Session 4.3 - Design Standards & Representation

Chapter 7: Designing with Teams | Duration: 1 hr

Learning Objectives

By the end of this session, you will be able to:

  • List key design standards (naming, interfaces, messages, defect types)
  • Explain why design representation standards matter
  • Use scenarios and state analysis to improve design quality
  • Apply PSP templates or equivalents to ensure completeness

Introduction

Standards keep team designs consistent and reviewable. Chapter 7 highlights naming, interfaces, messages, defect types, LOC counting, and representation—plus scenario and state analyses to catch logic issues.

Key Design Standards

Standard Description / Purpose
Naming conventions & glossary Hierarchy for system/product/component/module/object; file/variable/parameter names; glossary maintained by support manager.
Interface formats Consistent parameter roles (input/output/errors), error codes, and formats to reduce mistakes and ease reviews.
System & error messages Standard formats and reusable messages for clarity and usability.
Defect types Use PSP defect type standard (Table 7.1) for consistent logging and analysis.
LOC counting Needed early for some projects (e.g., counters/analyzers); otherwise defined in implementation.

Design Representation

An imprecise or ambiguous representation leads to implementation and test issues.

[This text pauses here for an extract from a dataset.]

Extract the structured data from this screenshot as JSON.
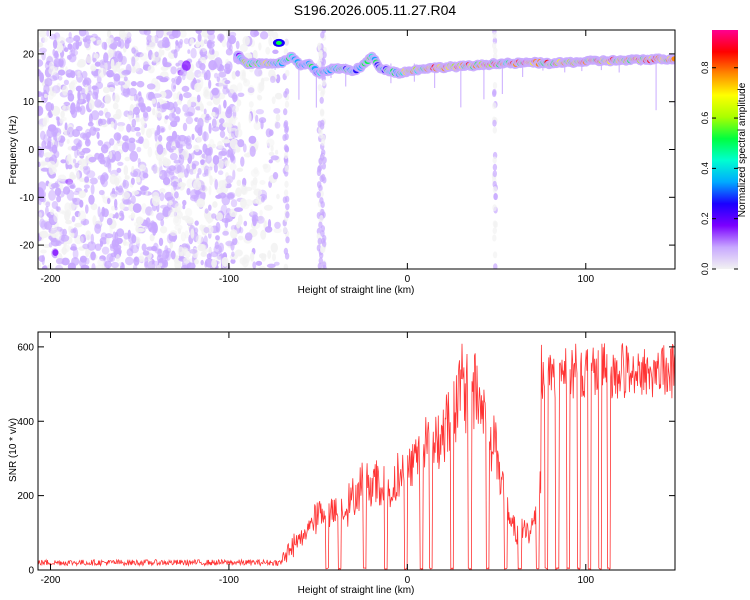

Define what “complete design” means up front.

PSP Templates (examples)
  • Operational scenario template
  • Functional specification template
  • State specification template
  • Logic specification template

Use these or equivalents; completeness and precision matter most.

Use Cases / Scenarios

Scenarios describe externally visible behavior: input sequences and system responses (normal and erroneous). Benefits:

  • Surface usability and design questions early
  • Provide seeds for integration/system tests
  • Clarify expected flows for reviewers

State Analysis

Use state machines to uncover complex logic, especially across cycles. Helpful when behavior might become contradictory after enhancements.

Summary

  • Set standards early: naming, interfaces, messages, defect types, LOC counting.
  • Adopt a clear design representation; ensure every design is complete and reviewable.
  • Use scenarios and state analysis to find logic and usability issues before implementation.
  • Support manager maintains glossary and standards; all team members follow them.